Die Fotoindustrie, der wirtschaftliche und kreative Bereich, der Bilder produziert, vertreibt und nutzt. Also known as Bildwirtschaft, it umfasst alles von Social-Media-Inhalten bis hin zu Werbekampagnen für globale Marken. Es ist keine Branche mehr, die nur von Kameras lebt. Sie lebt von Fotografie Markt, die Nachfrage nach Bildern in E-Commerce, Werbung und digitalen Medien, von Fotografie Karriere, dem Weg, wie Fotografen heute als Unternehmer arbeiten, nicht als Angestellte, und von der Tatsache, dass fast jeder ein Smartphone hat – aber nur wenige wissen, wie man ein Bild verkauft.

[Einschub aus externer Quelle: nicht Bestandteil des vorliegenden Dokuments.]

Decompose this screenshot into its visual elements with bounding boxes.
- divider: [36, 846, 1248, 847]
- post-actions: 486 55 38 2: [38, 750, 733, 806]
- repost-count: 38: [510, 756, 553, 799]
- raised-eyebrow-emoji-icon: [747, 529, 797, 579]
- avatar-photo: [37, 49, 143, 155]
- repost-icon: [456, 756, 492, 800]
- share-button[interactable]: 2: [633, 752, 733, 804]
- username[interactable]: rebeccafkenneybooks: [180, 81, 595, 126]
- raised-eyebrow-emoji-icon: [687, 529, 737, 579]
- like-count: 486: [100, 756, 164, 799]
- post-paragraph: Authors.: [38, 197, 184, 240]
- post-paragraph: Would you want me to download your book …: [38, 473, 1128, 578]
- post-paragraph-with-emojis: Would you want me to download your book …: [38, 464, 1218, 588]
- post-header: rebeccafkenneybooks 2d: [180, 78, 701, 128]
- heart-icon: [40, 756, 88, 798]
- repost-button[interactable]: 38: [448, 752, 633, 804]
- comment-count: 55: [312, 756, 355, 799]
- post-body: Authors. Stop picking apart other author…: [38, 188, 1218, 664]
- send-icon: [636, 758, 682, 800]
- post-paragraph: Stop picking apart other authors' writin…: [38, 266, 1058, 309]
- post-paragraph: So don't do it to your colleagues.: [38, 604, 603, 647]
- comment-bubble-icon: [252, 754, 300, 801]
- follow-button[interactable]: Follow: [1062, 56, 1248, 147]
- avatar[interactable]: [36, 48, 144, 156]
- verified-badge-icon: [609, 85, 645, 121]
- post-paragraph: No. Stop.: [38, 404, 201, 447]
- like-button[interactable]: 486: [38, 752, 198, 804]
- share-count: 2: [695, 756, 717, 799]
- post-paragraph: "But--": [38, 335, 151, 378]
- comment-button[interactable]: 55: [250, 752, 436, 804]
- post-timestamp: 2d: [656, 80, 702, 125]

Die alten Regeln gelten nicht mehr. Wer früher mit einer DSLR und einem Studio erfolgreich war, kämpft heute um Aufträge gegen Influencer mit iPhone und AI-Tools. Die Canon vs Nikon, der Wettbewerb zwischen den beiden größten Kameraherstellern, der lange als Maßstab für Qualität galt ist jetzt fast irrelevant. Es geht nicht mehr darum, ob du eine R5 oder eine Z8 hast – es geht darum, ob du verstehst, warum ein Bild in einer Instagram-Story funktioniert, während das gleiche Bild auf einer Webseite ignoriert wird. Die Fotografie Gehalt, das Einkommen, das Fotografen heute wirklich verdienen – oft viel mehr als man denkt, aber nur bei Spezialisierung ist nicht linear. Ein Fashion-Fotograf kann 300.000 Euro pro Bild verdienen, während ein Hochzeitsfotograf mit 50.000 Euro im Jahr zufrieden sein muss – und das ist noch gut. Der Unterschied liegt nicht in der Kamera, sondern in der Zielgruppe, dem Vertrieb und der Fähigkeit, Bilder als Produkt zu sehen – nicht als Kunst.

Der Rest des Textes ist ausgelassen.